И он честно рассказал, не смущаясь и не хвастаясь – про два санузла, про командировки, про взрослого сына, маленькую дочку и новую машину.
«А мне очень плохо, Мурашин», – сказала Зинка, чувствуя, что начинает плакать.
«Тебе плохо, да?..»
«Мне очень, очень плохо, Мурашин. Я была такой дурой, Мурашин, но человек умнеет, знаешь, эволюционирует, я так считаю, эти испытания были посланы мне именно для того, чтобы вот сейчас, спустя двадцать пять лет, ты представляешь себе вообще, а? четверть века, Мурашин, да… чтобы понять, что я чувствую к тебе на самом деле! Ты помнишь то письмо, а, Мурашин?»
«Помню», – просто ответил он.
«Мурашин, я согласна, – сказала Зинка и рассмеялась, – я тут подумала, и я согласна, – и потом, срываясь в плач: – Мне плохо! Мне так плохо, что мне кажется, я просто сдохну!

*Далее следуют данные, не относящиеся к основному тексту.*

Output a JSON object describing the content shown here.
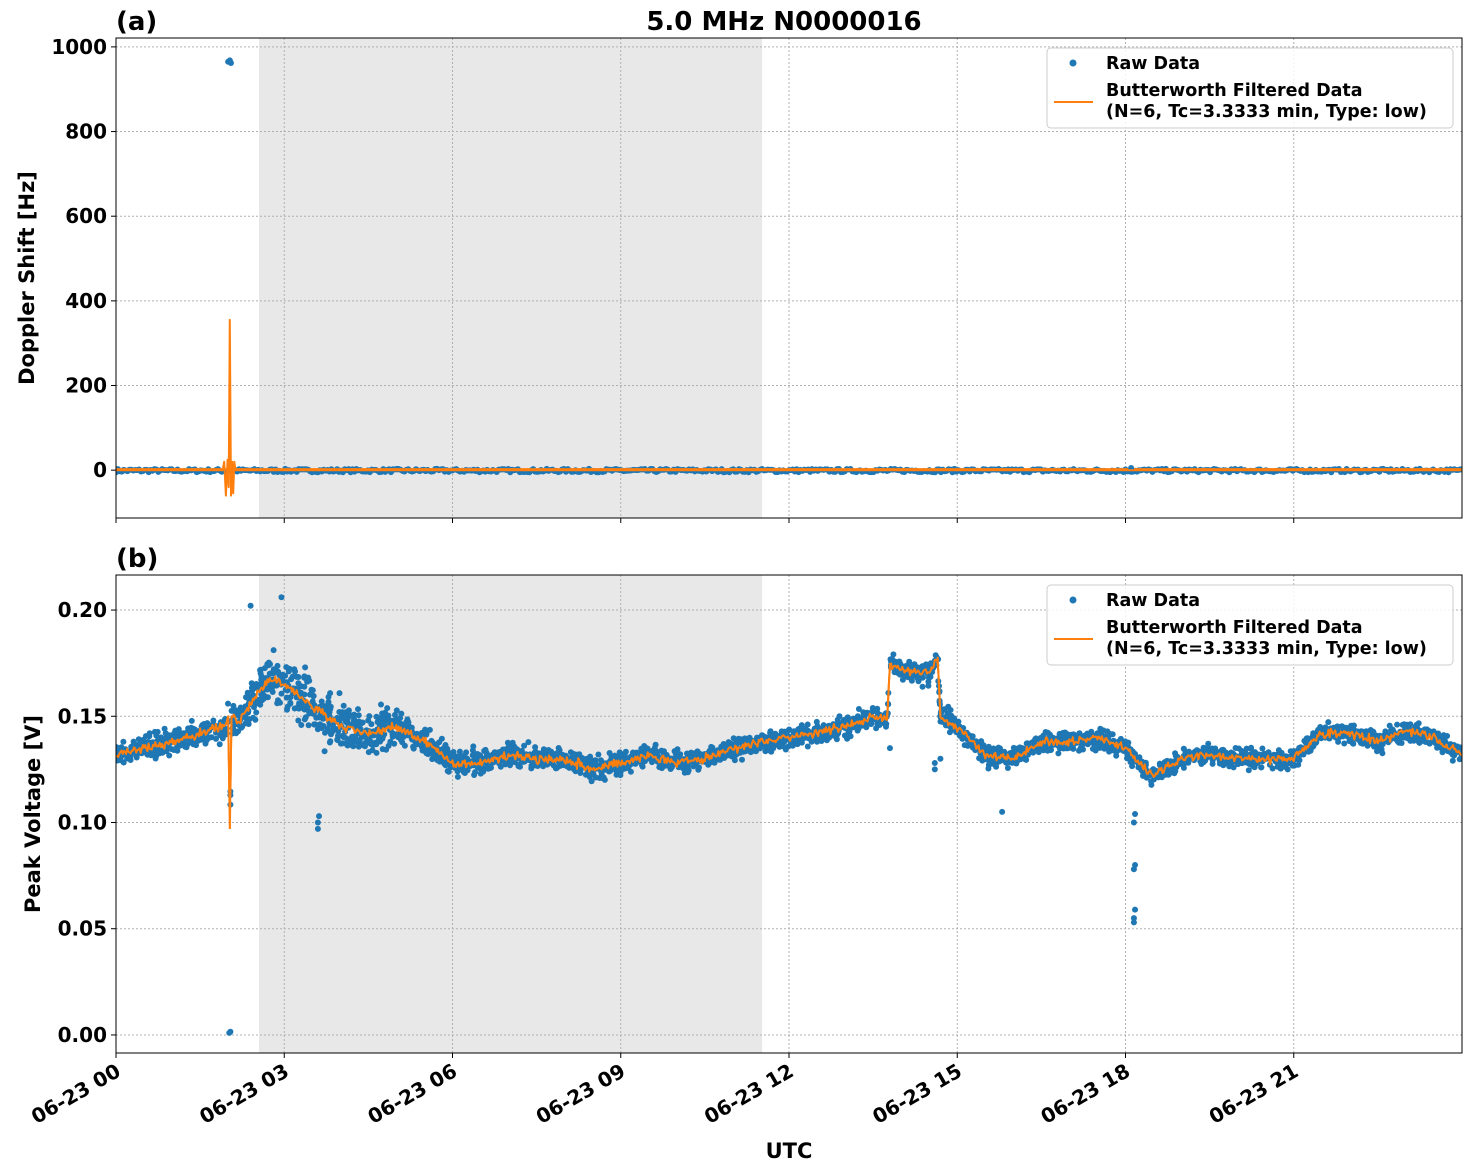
{
  "chart_data": [
    {
      "type": "scatter+line",
      "panel_label": "(a)",
      "title": "5.0 MHz N0000016",
      "xlabel": "",
      "ylabel": "Doppler Shift [Hz]",
      "xlim_hours": [
        0,
        24
      ],
      "ylim": [
        -113,
        1021
      ],
      "yticks": [
        0,
        200,
        400,
        600,
        800,
        1000
      ],
      "yticklabels": [
        "0",
        "200",
        "400",
        "600",
        "800",
        "1000"
      ],
      "shaded_region_hours": [
        2.55,
        11.52
      ],
      "grid": true,
      "legend_position": "top-right",
      "series": [
        {
          "name": "Raw Data",
          "color": "#1f77b4",
          "baseline_range": [
            -5,
            3
          ],
          "outliers": [
            [
              2.0,
              965
            ],
            [
              2.03,
              968
            ],
            [
              2.05,
              962
            ],
            [
              18.1,
              5
            ]
          ]
        },
        {
          "name": "Butterworth Filtered Data",
          "color": "#ff7f0e",
          "x": [
            0,
            1.9,
            1.93,
            1.96,
            1.99,
            2.01,
            2.03,
            2.05,
            2.07,
            2.09,
            2.11,
            2.13,
            24
          ],
          "y": [
            0,
            0,
            20,
            -60,
            25,
            -40,
            355,
            -60,
            20,
            -55,
            20,
            0,
            0
          ]
        }
      ]
    },
    {
      "type": "scatter+line",
      "panel_label": "(b)",
      "xlabel": "UTC",
      "ylabel": "Peak Voltage [V]",
      "xlim_hours": [
        0,
        24
      ],
      "ylim": [
        -0.0085,
        0.2165
      ],
      "yticks": [
        0,
        0.05,
        0.1,
        0.15,
        0.2
      ],
      "yticklabels": [
        "0.00",
        "0.05",
        "0.10",
        "0.15",
        "0.20"
      ],
      "xticks_hours": [
        0,
        3,
        6,
        9,
        12,
        15,
        18,
        21
      ],
      "xticklabels": [
        "06-23 00",
        "06-23 03",
        "06-23 06",
        "06-23 09",
        "06-23 12",
        "06-23 15",
        "06-23 18",
        "06-23 21"
      ],
      "shaded_region_hours": [
        2.55,
        11.52
      ],
      "grid": true,
      "legend_position": "top-right",
      "series": [
        {
          "name": "Raw Data",
          "color": "#1f77b4",
          "spread_hours": [
            0,
            2,
            2.5,
            3.5,
            6,
            13.8,
            14.7,
            18,
            24
          ],
          "spread": [
            0.006,
            0.009,
            0.014,
            0.018,
            0.007,
            0.006,
            0.007,
            0.006,
            0.006
          ],
          "outliers": [
            [
              2.02,
              0.001
            ],
            [
              2.04,
              0.0015
            ],
            [
              3.6,
              0.1
            ],
            [
              3.6,
              0.097
            ],
            [
              3.62,
              0.103
            ],
            [
              2.95,
              0.206
            ],
            [
              2.4,
              0.202
            ],
            [
              14.6,
              0.125
            ],
            [
              14.6,
              0.128
            ],
            [
              15.8,
              0.105
            ],
            [
              18.15,
              0.053
            ],
            [
              18.15,
              0.055
            ],
            [
              18.17,
              0.059
            ],
            [
              18.15,
              0.078
            ],
            [
              18.17,
              0.08
            ],
            [
              18.15,
              0.1
            ],
            [
              18.17,
              0.104
            ],
            [
              13.8,
              0.135
            ],
            [
              14.7,
              0.13
            ]
          ]
        },
        {
          "name": "Butterworth Filtered Data",
          "color": "#ff7f0e",
          "x": [
            0,
            0.5,
            1,
            1.5,
            1.95,
            2.0,
            2.03,
            2.06,
            2.2,
            2.5,
            2.75,
            3,
            3.5,
            4,
            4.5,
            5,
            5.5,
            6,
            6.5,
            7,
            7.5,
            8,
            8.5,
            9,
            9.5,
            10,
            10.5,
            11,
            11.5,
            12,
            12.5,
            13,
            13.5,
            13.75,
            13.8,
            14,
            14.5,
            14.65,
            14.7,
            15,
            15.5,
            16,
            16.5,
            17,
            17.5,
            18,
            18.5,
            19,
            19.5,
            20,
            20.5,
            21,
            21.5,
            22,
            22.5,
            23,
            23.5,
            24
          ],
          "y": [
            0.132,
            0.135,
            0.138,
            0.142,
            0.145,
            0.15,
            0.097,
            0.15,
            0.148,
            0.16,
            0.168,
            0.165,
            0.155,
            0.145,
            0.142,
            0.145,
            0.138,
            0.128,
            0.128,
            0.132,
            0.13,
            0.13,
            0.125,
            0.128,
            0.132,
            0.128,
            0.13,
            0.135,
            0.138,
            0.14,
            0.142,
            0.145,
            0.15,
            0.148,
            0.175,
            0.172,
            0.17,
            0.178,
            0.15,
            0.145,
            0.132,
            0.13,
            0.138,
            0.138,
            0.14,
            0.135,
            0.122,
            0.13,
            0.132,
            0.13,
            0.13,
            0.13,
            0.142,
            0.142,
            0.138,
            0.143,
            0.14,
            0.132
          ]
        }
      ]
    }
  ],
  "legend": {
    "raw": "Raw Data",
    "filtered_line1": "Butterworth Filtered Data",
    "filtered_line2": "(N=6, Tc=3.3333 min, Type: low)"
  }
}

Мурашин, я никогда не просила тебя ни о чем, скажи? Никогда, но сейчас… приедь, Мурашин, а? Иначе я сдохну. В Ялту. На пару дней, тут так хорошо, а? Я в гостинице, номер оплачен, как раз двухместный, и амбулаторно в санаторий тут можно, тут бассейн, знаешь, тут солнце, это просто чудо какое-то – тепло, вот днем на пляже, тут можно в майке уже ходить. А какое тут вино!.. и нет людей, практически никого… Слышишь, Мурашин? Ты приедешь?»
«Нет, Зина, не приеду», – ответил Мурашин и больше не брал трубку.
Глава VII
Той осенью-зимой я полюбила подолгу стоять под душем. Как только мне становилось жалко себя, и обессилено скуксившись, я шла в ванную – одежда сама летела на пол, а я, спотыкаясь, – под душ. Сперва мне казалось, это все как-то связано с рыданиями – вода извне смывала воду изнутри. Потом я думала, что мне просто нравится плакать, и душ – это такая приятная среда для плаканья, что-то вроде глубокого мягкого кресла в зоне для курения. Потом я думала, что это от чувства безысходности, от неспособности справиться с жизненными обстоятельствами, и модный психолог сказал бы, что я пытаюсь вернуть себя в среду умиротворения и теплого беспамятства, как в утробе. Другой модный психолог сказал бы, что это я смываю с себя свои страхи и отчаяния. А я поняла, что мне просто не хватает тепла тела моего мужа, что вода – льющаяся мне на плечи, и спину, и ягодицы, и с плеч на грудь, на живот – это как муляж того тепла, что испытываешь, когда он заходит за спину и обнимает так. И я бегала в этот душ по 5–6 раз в день, если случался выходной – то чаще, и плакала именно на входе, когда скидывала одежду, иногда перед глазами темнело, и я не понимала, включен ли в ванной свет. Потом успокаивалась, замирала, подстраиваясь под наиболее обширный обхват воды моего тела, и вздыхала, этот миг был – ради чего все и задумывалось. Потом, когда получаемое тепло интерпретировалось как тепло от теплого душа, и не более того – продолжала плакать.
Мы первый раз крупно поссорились во время одной зимней дачной поездки. Теперь во всем ищу роковые совпадения – та зимняя неделя (всего лишь) с металлическим привкусом во рту, привкусом невысыпания, душевной раны и прочих беспокойств, имела массу общего с нынешним полугодием. Тогда дом еще был романтично не обжит, мы спали на матрасе на полу возле конвектора и в туалет ходили на неотапливаемую веранду, как на ратный бой, – замотавшись в пледы, благословляя друг друга и встречая с объятиями (о боже, сзади… со спины… да…) – но дача была все та же, с которой возвращались в тот роковой день спустя почти девять с половиной лет. И вся та ссора, с болотистым душком безнадежности (именно ее я испытывала тогда, уверенная, что мы расстаемся навсегда), словно предвестие нынешнего неудавшегося дачного возвращения… Тогда светило такое же холодное солнце, как сквозь автомобильные стекла в кондиционированном салоне моей машины, и, кажется, тогда я точно так сидела напролет всю ночь, подобрав ноги под себя, и дрожала, и не могла согреться, и слушала с рассеянным интересом, когда больше не на что отвлечься, собственное порывистое дыхание, на выдохе выдающее «ты-ты-ты-ты-ты…».